Creative eats in the most unlikely of places
By Allison Costa 03/09/2011
Kitty's Country Kitchen
1051 E. Channel Islands Blvd., Oxnard
$5.95 - $18.95
As you pull into the parking lot at Kitty’s Country Kitchen in Oxnard, you’re probably thinking that this could be any old breakfast joint attached to your standard road-trip motel. But a closer look at Kitty’s menu reveals some serious chef brainpower lingering in the eaves. In addition to traditional diner fare, Chef Robin Nishizaki is dishing out some not-so-typical dishes like applewood bacon pancakes, parmesan-crusted patty melts and a chipotle three-bean chili.
Over the past few weeks, I’ve stopped in at Kitty’s once for breakfast and again for an early Sunday dinner. Each time, the service was prompt and friendly. And though the restaurant borders on cavernous, with its high ceilings and enormous dining area (it was an IHOP in its former life), the atmosphere is inviting and the space sunny.
The breakfast menu is filled with classics like Belgian waffles and corned beef hash, mixed with other not-so-typical dishes like Rice Krispies-encrusted french toast and a hobo scramble filled with spinach, onions and ground beef finished with parmesan.
Scrambled with onions and lox, the NYC Scramble is a refreshing play on eggs. We enjoyed the interplay between the smoky flavor of the fish, the mild eggs and the well-seasoned hash-brown potatoes cooked with peppers and onions. Yet the coral-colored salmon nestled among fluffy, pale yellow eggs left us longing for a bagel and cream cheese to go with it. The huevos rancheros were satisfying, but standard in their preparation: flour tortilla layered with chorizo, black beans, cheese, eggs and salsa, a spicy morning wake-up call, calmed by the soothing guacamole and sour cream.
As expected, the true show-stopper of our meal was the bacon pancakes. Inspired by a jar of bacon jam he received as a gift, Chef Robin first threw some leftover bacon into a batch of pancakes he was making at home. At Kitty’s, thick sweet cakes the size of a dinner plate are each filled with a generous handful of crispy bacon. As they drink up the sweet syrup and melting butter, they become almost otherworldly, a place where sweet and salty live happily ever after. The flavor combo just may leave you wondering, “Why didn’t I think of that?” It is such a simple concept, yet so brilliant — and at Kitty’s, the execution (grand) and the presentation (a jaw-dropping stack of four cakes) leave a lasting impression.
Though I opted for a steaming cup of hot chocolate topped with a spray of whipped cream to go with my breakfast, my java-drinking friends found the coffee a bit weak.
Like the breakfast menu, the lunch and dinner options at Kitty’s are standard diner fare (think chili cheese fries, tuna melt sandwich and chicken-fried steak) with a few hidden gems if you look closely.

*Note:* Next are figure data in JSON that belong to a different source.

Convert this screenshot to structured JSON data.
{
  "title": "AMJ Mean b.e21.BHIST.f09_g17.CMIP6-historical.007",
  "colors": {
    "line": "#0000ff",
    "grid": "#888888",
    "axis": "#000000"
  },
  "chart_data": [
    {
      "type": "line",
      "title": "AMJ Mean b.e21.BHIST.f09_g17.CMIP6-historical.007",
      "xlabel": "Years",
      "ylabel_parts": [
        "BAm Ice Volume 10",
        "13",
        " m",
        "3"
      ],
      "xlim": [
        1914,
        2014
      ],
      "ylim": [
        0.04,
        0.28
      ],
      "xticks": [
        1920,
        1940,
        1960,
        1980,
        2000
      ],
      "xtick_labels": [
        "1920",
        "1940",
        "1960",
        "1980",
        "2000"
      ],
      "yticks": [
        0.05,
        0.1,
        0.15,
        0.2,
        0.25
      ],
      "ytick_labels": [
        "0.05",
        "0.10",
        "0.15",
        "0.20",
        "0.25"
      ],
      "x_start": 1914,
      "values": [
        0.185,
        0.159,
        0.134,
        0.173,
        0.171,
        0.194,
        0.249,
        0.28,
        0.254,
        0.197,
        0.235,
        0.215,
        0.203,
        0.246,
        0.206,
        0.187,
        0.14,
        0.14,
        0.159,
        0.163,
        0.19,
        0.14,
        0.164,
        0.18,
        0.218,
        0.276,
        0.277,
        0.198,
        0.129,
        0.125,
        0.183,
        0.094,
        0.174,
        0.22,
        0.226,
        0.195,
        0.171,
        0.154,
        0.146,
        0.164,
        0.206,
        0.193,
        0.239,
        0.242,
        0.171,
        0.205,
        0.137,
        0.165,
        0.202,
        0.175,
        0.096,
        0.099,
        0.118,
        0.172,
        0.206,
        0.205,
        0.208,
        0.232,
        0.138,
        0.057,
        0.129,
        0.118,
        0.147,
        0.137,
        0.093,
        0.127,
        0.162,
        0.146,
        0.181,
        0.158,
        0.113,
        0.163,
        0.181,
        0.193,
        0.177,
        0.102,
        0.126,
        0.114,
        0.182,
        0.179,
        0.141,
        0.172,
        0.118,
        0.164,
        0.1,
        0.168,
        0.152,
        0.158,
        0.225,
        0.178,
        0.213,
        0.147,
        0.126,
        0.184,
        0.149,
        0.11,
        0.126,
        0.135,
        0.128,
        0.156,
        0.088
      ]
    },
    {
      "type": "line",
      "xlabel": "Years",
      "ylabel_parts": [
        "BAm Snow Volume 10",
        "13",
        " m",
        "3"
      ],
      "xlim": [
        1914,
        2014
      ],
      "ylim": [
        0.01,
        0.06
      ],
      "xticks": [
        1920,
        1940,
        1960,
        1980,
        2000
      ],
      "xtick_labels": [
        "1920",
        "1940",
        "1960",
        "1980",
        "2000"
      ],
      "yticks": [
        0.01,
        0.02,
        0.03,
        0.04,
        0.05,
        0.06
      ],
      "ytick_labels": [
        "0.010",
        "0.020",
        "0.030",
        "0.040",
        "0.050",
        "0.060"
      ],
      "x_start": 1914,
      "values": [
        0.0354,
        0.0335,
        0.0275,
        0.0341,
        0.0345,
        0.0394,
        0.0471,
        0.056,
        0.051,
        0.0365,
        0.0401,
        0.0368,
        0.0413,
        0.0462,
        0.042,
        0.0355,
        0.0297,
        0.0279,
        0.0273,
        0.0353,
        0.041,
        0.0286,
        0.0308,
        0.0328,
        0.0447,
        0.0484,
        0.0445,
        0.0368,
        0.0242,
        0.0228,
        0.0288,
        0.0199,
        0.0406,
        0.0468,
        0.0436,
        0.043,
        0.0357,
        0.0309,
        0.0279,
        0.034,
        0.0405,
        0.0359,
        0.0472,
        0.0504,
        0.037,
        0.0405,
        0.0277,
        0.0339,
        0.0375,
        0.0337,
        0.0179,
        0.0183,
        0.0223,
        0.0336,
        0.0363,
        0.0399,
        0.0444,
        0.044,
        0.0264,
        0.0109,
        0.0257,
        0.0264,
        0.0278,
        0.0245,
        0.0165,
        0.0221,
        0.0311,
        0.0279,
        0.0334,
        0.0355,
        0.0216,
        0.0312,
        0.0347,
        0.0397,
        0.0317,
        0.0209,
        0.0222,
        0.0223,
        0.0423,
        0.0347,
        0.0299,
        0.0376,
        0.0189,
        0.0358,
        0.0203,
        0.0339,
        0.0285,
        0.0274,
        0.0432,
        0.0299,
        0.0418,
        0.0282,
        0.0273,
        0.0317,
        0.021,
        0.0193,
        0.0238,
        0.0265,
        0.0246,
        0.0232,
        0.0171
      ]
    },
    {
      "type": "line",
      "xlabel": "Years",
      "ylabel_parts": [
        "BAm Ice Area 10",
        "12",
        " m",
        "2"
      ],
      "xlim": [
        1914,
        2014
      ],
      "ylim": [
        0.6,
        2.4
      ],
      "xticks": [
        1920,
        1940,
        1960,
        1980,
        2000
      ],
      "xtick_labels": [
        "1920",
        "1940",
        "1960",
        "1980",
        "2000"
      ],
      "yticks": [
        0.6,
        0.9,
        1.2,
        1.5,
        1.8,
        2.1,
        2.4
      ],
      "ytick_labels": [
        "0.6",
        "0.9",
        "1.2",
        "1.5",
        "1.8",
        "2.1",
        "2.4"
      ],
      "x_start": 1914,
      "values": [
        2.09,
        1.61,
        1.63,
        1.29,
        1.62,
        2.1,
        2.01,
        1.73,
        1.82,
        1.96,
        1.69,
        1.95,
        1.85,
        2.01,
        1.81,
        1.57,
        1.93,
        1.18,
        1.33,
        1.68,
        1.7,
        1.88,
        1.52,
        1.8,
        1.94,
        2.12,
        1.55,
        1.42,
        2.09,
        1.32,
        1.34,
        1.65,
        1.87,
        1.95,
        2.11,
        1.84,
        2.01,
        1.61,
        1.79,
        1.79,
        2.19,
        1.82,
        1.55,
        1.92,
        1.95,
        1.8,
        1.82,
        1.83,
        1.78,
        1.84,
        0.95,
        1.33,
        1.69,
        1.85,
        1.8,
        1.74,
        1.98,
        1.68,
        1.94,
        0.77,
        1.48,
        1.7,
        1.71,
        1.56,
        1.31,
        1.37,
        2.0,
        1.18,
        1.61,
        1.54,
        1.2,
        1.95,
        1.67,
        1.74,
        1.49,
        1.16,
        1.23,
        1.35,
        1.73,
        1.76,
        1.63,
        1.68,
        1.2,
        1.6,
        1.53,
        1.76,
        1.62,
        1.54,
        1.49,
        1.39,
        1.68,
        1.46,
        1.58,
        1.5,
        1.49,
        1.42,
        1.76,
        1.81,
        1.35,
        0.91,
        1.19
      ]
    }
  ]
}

When we stopped in for dinner, we started with a cup of Chef Robin’s chipotle three-bean chili, curious to taste the recipe that won him fourth place in a chili contest in Las Vegas. The chili is thick, jammed with ground beef, tomatoes, black beans, pintos and kidneys. Topped with chopped onions, cilantro and grated cheddar, it first appeared to be a run-of-the-mill chili, but then the smokiness of the chipotle spoke up, imparting a nice background flavor without making the chili too spicy.
When asked about his inspiration for the parmesan-encrusted patty melt, Chef Robin says he wanted to create a way to pick up the sandwich without getting your fingers greasy, and the parmesan crust acts as a perfect barrier. Marbled rye is filled with a juicy burger patty, loaded with grilled onions and a bit of Swiss cheese. The sandwich is then pressed with shredded parmesan before the whole thing spends some time melting together on the stovetop. The burger was cooked perfectly, with the dark crust and juicy inside that can only be achieved on a flat-top griddle. The unusual addition of the salty tang of the parmesan made for a nice redo of a traditional diner sandwich.
Now, let’s talk pot roast. I have to say, I’ve never before ordered pot roast in a restaurant. To me, it is a dish for a wintry Sunday afternoon, a dish that should come to the table after a bit of preparation and many hours in the oven. To me, it is a dish to be eaten at home, savored at the table with family. Yet for some reason, on this Sunday night at Kitty’s, I was drawn to it; and Kitty’s didn’t disappoint. The large portion of meat was so tender it shredded easily with a fork, and some of the corner pieces had a bit of crunch to them. The silky gravy pooled over the meat and a mound of mashed potatoes. The dish, which truly tasted homemade, was served with steamed vegetables.
Bottom line? Kitty’s is a fine new addition to the Oxnard diner scene. Though many of the dishes are average diner food, others just might knock your socks off. My only wish? That the menu offered more opportunities to taste Chef Robin’s talent and creativity.